La herida invisible del lazo roto
En tiempos donde la conexión parece medirse por la cantidad de notificaciones recibidas, algo más profundo se deshilacha. Las relaciones entre las personas ya no encuentran su fundamento en el encuentro con el otro como alteridad, sino en vínculos funcionales, fugaces, donde el deseo queda silenciado por la lógica de la inmediatez. El lazo se vuelve transacción, y lo común ya no hace trama.
Cuando se diluye el tejido que sostiene lo colectivo, lo que queda es un sujeto confrontado a un vacío imposible de nombrar. No se trata simplemente de soledad, sino de una fractura más íntima: la imposibilidad de construir sentido con otro, de inscribirse en una historia compartida. En lugar de palabras, se ofrecen diagnósticos; en lugar de escucha, algoritmos; en lugar de comunidad, perfiles.

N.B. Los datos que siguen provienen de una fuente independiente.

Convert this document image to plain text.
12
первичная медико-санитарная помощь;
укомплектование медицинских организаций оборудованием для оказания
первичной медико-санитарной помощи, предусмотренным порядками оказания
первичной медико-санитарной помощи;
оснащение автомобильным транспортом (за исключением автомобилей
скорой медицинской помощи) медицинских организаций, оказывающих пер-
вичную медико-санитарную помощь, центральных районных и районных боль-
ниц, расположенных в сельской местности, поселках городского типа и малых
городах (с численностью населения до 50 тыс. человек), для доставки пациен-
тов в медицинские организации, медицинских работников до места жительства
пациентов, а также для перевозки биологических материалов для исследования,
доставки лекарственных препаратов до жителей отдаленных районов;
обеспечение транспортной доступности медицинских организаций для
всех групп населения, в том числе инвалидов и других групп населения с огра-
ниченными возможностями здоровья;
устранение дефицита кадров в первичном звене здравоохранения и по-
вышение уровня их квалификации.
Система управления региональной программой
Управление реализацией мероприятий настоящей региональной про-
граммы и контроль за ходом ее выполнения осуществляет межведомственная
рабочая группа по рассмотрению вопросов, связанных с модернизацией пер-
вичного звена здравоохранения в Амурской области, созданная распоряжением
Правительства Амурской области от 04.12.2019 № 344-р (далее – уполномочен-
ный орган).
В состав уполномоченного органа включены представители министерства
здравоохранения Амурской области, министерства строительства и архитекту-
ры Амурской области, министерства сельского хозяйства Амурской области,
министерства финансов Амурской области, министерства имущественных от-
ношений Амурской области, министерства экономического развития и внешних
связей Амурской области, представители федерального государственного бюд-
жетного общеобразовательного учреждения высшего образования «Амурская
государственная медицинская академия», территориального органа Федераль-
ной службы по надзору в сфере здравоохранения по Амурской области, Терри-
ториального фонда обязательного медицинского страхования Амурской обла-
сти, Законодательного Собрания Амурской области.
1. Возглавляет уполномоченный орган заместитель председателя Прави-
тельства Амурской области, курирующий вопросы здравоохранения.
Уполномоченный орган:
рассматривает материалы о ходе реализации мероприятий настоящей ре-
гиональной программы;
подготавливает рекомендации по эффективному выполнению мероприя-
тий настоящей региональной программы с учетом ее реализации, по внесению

Esta disolución del lazo no es sin consecuencias. Aparecen síntomas que ya no pueden pensarse solo en términos individuales: malestares que no encuentran palabras, angustias sin objeto, cuerpos que gritan lo que el lenguaje no logra tramitar. Subjetividades errantes, desancladas, que buscan pertenencia en coordenadas rotas.
Frente a esta escena, se hace necesario recordar que el otro no es un espejo ni un competidor, sino la posibilidad misma del surgimiento del yo. Es en la alteridad donde el sujeto se constituye, se diferencia, se inscribe. Por eso, la pérdida del lazo no es solo social: es estructural. Romper con el otro es romper con uno mismo.
Hoy, más que nunca, la tarea es recuperar el tiempo del encuentro. Dejar espacio a la palabra verdadera, a ese decir que no se rinde a los formatos ni a las respuestas prefabricadas. Volver a mirar al otro no como una amenaza, sino como una pregunta abierta. Porque allí, en el hueco de lo no dicho, es donde aún puede nacer algo distinto.